Here is the tensorflow document to support it.
Besides, you need to check the function parse_example_helper_csv called in .map( parse_example_helper_csv, num_parallel_calls=8 ) whether to be affected or not to make the changed code work properly. For example, if parse_example_helper_csv needs data with shape (x, y, z) as its input before fix, it would require data with shape (batch_size, x, y, z) after fix.
Looking forward to your reply. Btw, I am very glad to create a PR to fix it if you are too busy.
@DLPerf Thanks for point this out! Honestly I haven't pay much attention to performance before >< I just took a look at that performance doc, and found there are actually multiple ways to speed up the tf.data ^O^ !

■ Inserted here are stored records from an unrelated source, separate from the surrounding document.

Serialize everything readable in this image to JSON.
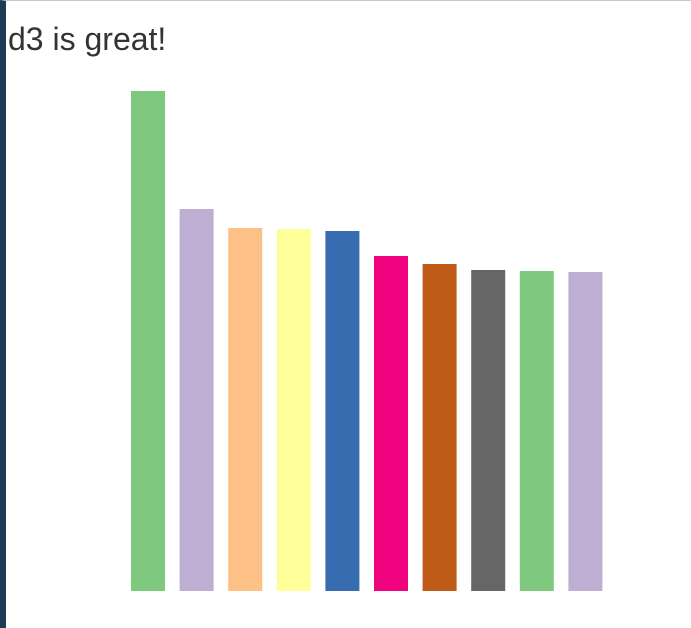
{
  "chart_data": {
    "type": "bar",
    "title": "d3 is great!",
    "values": [
      500,
      382,
      363,
      362,
      360,
      335,
      327,
      321,
      320,
      319
    ],
    "colors": [
      "#7fc97f",
      "#beaed4",
      "#fdc086",
      "#ffff99",
      "#386cb0",
      "#f0027f",
      "#bf5b17",
      "#666666",
      "#7fc97f",
      "#beaed4"
    ]
  }
}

- speed up data transformation
- sequential mapping -> parall mapping, by using the num_parallel_calls that I already used in the code
- scalar mapping -> vectorized mapping, by using batch before map as you proposed
- speed up data extraction: sequential extraction -> parallel extraction, by using interleave. But in order to use this, I think we need to chunk train sample into multiple tf records in advance ?
- parallelize above ops with training, by using prefetch.
Maybe we can add the other 2 also? Currenly I am indeed not available to manage this repo, could you please help me fix this? Much appreciated!